As before, going through all the subgroups and all variables would be tedious, so we prepared a code loop for the subgroup comparisons. The subgroups were copied from Figure 7E:

subgroups <- list()
subgroups[["HighCreat"]] <- c(2,8,10:12,36:39)
subgroups[["HighChol"]] <- c(3,13,14,22,40)
subgroups[["HighHDL2"]] <- c(15,16,23:28)
subgroups[["HighTGRatio"]] <- c(9,21,33:35)

and the healthiest Low Lipids Subgroup can be used as the control group:

subgrp <- c(1,4:7,17:20,29:32)
controls <- which(match(matches$POS, subgrp) > 0)

The descriptive statistics for selected variables can now be screened within a loop. We only output a few results as an example:

for(name in names(subgroups)) {
    subgrp <- subgroups[[name]]
    rows <- which(match(matches$POS, subgrp) > 0)

    # T-test for continous traits.
    for(vname in c("AGE", "T1D_DURAT")) {
        x <- na.omit(db[controls, vname])
        y <- na.omit(db[rows, vname])
        stats <- t.test(y, x)
        
        # only print some results
        if(name == "HighCreat" & vname == "T1D_DURAT"){
          cat("\n", name, ", ", vname, ":\n", sep = "")
          cat("Difference:", (mean(y) - mean(x)), "\n")
          cat("CI:", as.double(stats$conf.int), "\n")
          cat("P-value:", stats$p.value, "\n")
        }
    }
    
    # Fisher's test for binary traits.
    for(vname in c("DECEASED", "DIAB_KIDNEY", "METAB_SYNDR")) {
        x <- na.omit(db[controls, vname])
        y <- na.omit(db[rows, vname])
        bits <- c(0*x, 0*y + 1)
        stats <- fisher.test(c(x, y), bits)
        
        # only print some results
        if(name == "HighCreat"){
          cat("\n", name, ", ", vname, ":\n", sep="")
          cat("Odds ratio:", stats$estimate, "\n")
          cat("CI:", as.double(stats$conf.int), "\n")
          cat("P-value:", stats$p.value, "\n")
        }
    }
}
## 
## HighCreat, T1D_DURAT:
## Difference: 4.264545 
## CI: 2.346591 6.182499 
## P-value: 1.68765e-05 
## 
## HighCreat, DECEASED:
## Odds ratio: 15.17883 
## CI: 5.587163 51.75363 
## P-value: 3.741852e-11 
## 
## HighCreat, DIAB_KIDNEY:
## Odds ratio: 158.9973 
## CI: 61.84763 486.0863 
## P-value: 1.781778e-58 
## 
## HighCreat, METAB_SYNDR:
## Odds ratio: 5.875052 
## CI: 3.515435 9.947469 
## P-value: 3.859165e-13

Comparison of metabolic subgroups in individuals with type 1 diabetes.
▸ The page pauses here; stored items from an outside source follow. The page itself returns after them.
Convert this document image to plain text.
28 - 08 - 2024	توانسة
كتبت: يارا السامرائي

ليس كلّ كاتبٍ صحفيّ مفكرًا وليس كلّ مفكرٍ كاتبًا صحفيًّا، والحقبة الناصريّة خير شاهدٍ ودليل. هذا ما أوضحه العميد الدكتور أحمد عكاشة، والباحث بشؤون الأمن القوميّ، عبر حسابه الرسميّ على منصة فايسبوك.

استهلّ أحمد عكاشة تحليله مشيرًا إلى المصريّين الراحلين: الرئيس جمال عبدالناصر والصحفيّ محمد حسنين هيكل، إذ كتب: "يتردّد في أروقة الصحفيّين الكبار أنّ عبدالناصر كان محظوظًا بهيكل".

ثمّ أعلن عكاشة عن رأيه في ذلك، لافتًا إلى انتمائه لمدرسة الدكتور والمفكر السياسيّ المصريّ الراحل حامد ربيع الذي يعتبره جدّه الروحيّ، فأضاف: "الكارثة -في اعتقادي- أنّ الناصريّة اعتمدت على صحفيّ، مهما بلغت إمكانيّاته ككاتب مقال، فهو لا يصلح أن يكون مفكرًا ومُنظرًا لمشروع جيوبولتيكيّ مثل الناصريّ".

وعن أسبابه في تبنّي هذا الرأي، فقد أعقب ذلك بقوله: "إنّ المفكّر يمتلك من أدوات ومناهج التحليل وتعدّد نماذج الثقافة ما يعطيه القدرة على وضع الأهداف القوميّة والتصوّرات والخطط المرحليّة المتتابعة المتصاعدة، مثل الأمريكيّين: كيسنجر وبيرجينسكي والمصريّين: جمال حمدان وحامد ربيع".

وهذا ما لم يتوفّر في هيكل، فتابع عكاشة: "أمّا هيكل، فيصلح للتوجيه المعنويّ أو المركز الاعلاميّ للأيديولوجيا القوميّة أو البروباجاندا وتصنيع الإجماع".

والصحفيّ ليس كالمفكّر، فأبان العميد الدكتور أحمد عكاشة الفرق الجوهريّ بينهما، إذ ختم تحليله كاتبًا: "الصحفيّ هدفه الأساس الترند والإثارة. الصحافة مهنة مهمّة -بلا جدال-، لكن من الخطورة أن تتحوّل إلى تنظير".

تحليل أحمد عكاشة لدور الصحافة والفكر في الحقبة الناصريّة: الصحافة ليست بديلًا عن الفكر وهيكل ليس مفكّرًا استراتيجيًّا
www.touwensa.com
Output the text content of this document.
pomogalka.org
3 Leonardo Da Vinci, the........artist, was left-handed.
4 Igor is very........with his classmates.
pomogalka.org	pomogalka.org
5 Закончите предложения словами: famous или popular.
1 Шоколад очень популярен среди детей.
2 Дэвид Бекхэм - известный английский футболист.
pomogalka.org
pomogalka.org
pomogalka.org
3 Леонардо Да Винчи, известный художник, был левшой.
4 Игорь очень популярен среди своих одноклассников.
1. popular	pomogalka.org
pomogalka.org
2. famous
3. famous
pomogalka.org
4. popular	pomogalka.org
Odds ratios with the Low Lipids Subgroup are reported. In addition, 95% confidence intervals are reported for the descriptive statistics. P-values were estimated by Fisher’s test.
Variable Subgroup Odds ratio P-value
Deceased at follow-up High Creatinine 15.2 (5.6, 51.8) <0.001
Deceased at follow-up High Cholesterol 5.6 (1.5, 23.3) 0.0049
Deceased at follow-up High HDL2 Cholesterol 3.5 (1.1, 13.3) 0.0269
Deceased at follow-up High Triglyceride Ratio 2.7 (0.5, 12.8) 0.2224
Diabetic kidney disease High Creatinine 159 (61.8, 486.1) <0.001
Diabetic kidney disease High Cholesterol 8.8 (4.4, 18.1) <0.001
Diabetic kidney disease High HDL2 Cholesterol 2.9 (1.6, 5.5) <0.001
Diabetic kidney disease High Triglyceride Ratio 5.2 (2.6, 10.5) <0.001
Metabolic syndrome High Creatinine 5.9 (3.5, 9.9) <0.001
Metabolic syndrome High Cholesterol 3.1 (1.7, 5.9) <0.001
Metabolic syndrome High HDL2 Cholesterol 0.3 (0.1, 0.6) <0.001
Metabolic syndrome High Triglyceride Ratio 8.9 (4.7, 17.2) <0.001

Selected findings are listed in Table 2. As expected, the High Creatinine Subgroup had the highest odds ratio for dying within the follow-up period (OR 15.2 (5.6, 51.8), P <0.001) and the highest for diabetic kidney disease (OR 159 (61.8, 486.1), P <0.001) when compared against the Low Lipids Subgroup. However, the prevalence of the metabolic syndrome was the highest in the High Triglyceride Ratio Subgroup (OR 8.9 (4.7, 17.2), P <0.001), albeit the confidence intervals overlapped with the High Creatinine and High Cholesterol Subgroups. This partially shared pattern was also observed in the original study in 2008 (V.-P. Mäkinen et al., 2008b).

8 Concluding remarks

Now that the SOM analyses have been completed, how should these findings be reported in a journal article, and what is the take-home message? Our first recommendation is not to abandon conventional statistics when using the Numero framework – the two are complementary. In the kidney disease example, we recommend starting with the description of the study cohort and age- and sex-adjusted comparisons between established clinical categories (e.g. Table 1 is a basic first step). This will give most readers in the field an understanding of the basic nature of the dataset.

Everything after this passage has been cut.